Domain adaption. For the time being, the findings on the datasets investigated in this thesis cannot be replicated on other datasets. For example, we expect that the models of our evolution feature framework (Chapter 6) built for SHIP will perform poorly when applied to data samples from other population studies, such as MONICA , KORA , or the Rotterdam Study . Domain adaption deals with transferring knowledge from the source to the target domain. Lemberger and Panico  summarized four major challenges in domain adaption:
- Prior shift refers to a difference between the source (A) and the target (B) domain in the target variable’s distribution. For example, in this situation, the liver fat concentration in A is (on average) higher than in B. This could be due to differences in sampling, e.g., when for A, a higher percentage of subjects with pre-existing conditions were drawn.

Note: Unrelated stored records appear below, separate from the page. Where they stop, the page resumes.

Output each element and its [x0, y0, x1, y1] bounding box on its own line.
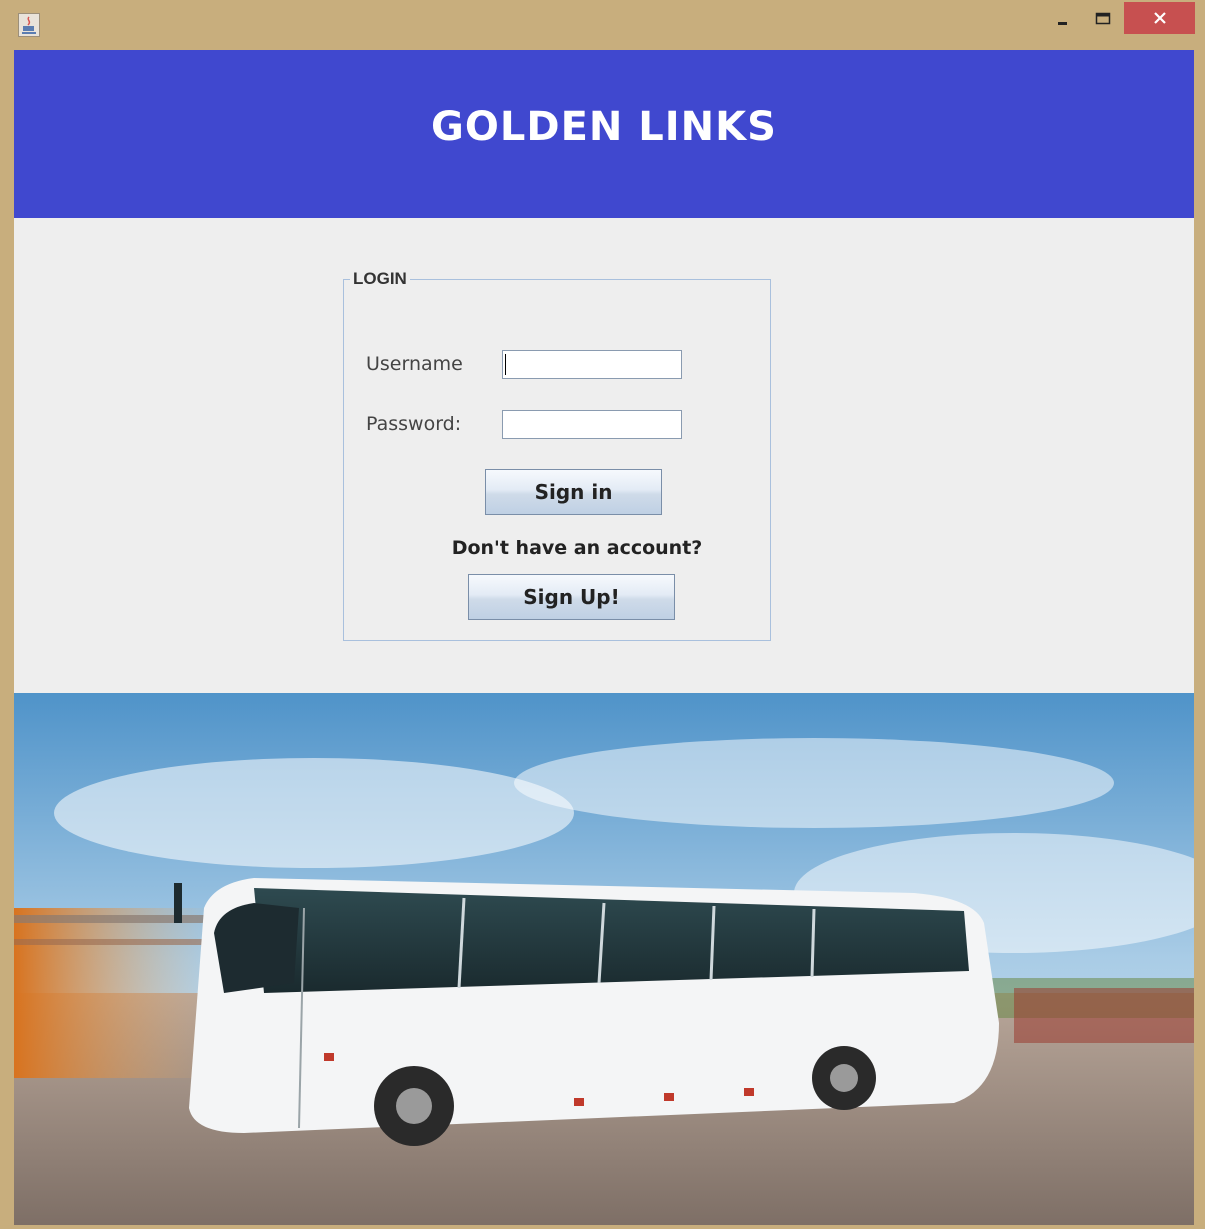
minimize-button[interactable] [1048, 4, 1078, 34]
password-input[interactable] [502, 410, 682, 439]
app-title: GOLDEN LINKS [431, 104, 777, 150]
maximize-button[interactable] [1088, 4, 1118, 34]
header-banner: GOLDEN LINKS [14, 50, 1194, 218]
username-label: Username [366, 353, 463, 375]
login-legend: LOGIN [350, 269, 410, 289]
close-icon [1153, 12, 1166, 24]
sign-in-button[interactable]: Sign in [485, 469, 662, 515]
title-bar[interactable] [0, 0, 1205, 48]
bus-photo [14, 693, 1194, 1225]
password-label: Password: [366, 413, 462, 435]
maximize-icon [1095, 12, 1111, 25]
text-caret [505, 354, 506, 375]
content-pane: GOLDEN LINKS LOGIN Username Password: Si… [14, 50, 1194, 1225]
username-input[interactable] [502, 350, 682, 379]
close-button[interactable] [1124, 2, 1195, 34]
app-window: GOLDEN LINKS LOGIN Username Password: Si… [0, 0, 1205, 1229]
minimize-icon [1058, 22, 1067, 25]
no-account-text: Don't have an account? [451, 537, 703, 559]
java-app-icon[interactable] [18, 13, 40, 37]
sign-up-button[interactable]: Sign Up! [468, 574, 675, 620]
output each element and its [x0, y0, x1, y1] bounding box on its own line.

- Covariate shift refers to a difference in the predictors’ distributions in A and B, while the relationships between the predictors and the target variable are assumed to be the same. For example, subjects in A are older than subjects in B, while at the same time, a high body mass index is predictive in both domains.
- Concept shift refers to a difference in the relationship between the predictors and the target variable. For example, while in A, smoking is observed in subjects with increased liver fat concentration, smokers in B generally exhibit lower liver fat values than non-smokers.
- Subspace mapping refers to the situation where the feature sets in A and B are different. For example, hepatic steatosis is determined by ultrasound in A and by MRT in B. Besides, different questionnaires were used in A and B to assess life quality, and neither of the questionnaires in A was used in B and vice versa.
Future efforts include leveraging methods from domain adaption, for example, to transfer the tinnitus phenotypes from Chapter 5 detected in CHA to patient data of other tinnitus centers with different baseline characteristics.
Parsimonious and cost-aware learning. Our methods disregard the fact that features are not always available for free. Feature acquisition in medical research is associated with certain costs, divided into the financial expense and the health burden for the patient undergoing a potentially painful and invasive examination . For example, a biopsy usually has a higher diagnostic value than a simple blood test but is also more expensive and physically and mentally stressful for the patient. Yu et al.  perform feature selection under a budget to balance model performance and feature acquisition cost. Consequently, their models favor cheaper features like demographics and questionnaire responses over costly ones requiring more expensive or strenuous physical examinations or laboratory tests. Recall Chapters 3 and 4, where both somatic and ultrasound variables appeared in the classification rules describing subpopulations with increased liver fat concentration. Our methods do not distinguish between variables of simple body measurements (e.g., to obtain a participant’s waist circumference or body weight) and elaborate imaging procedures. Future research includes implementing mechanisms to enable cost-aware learning.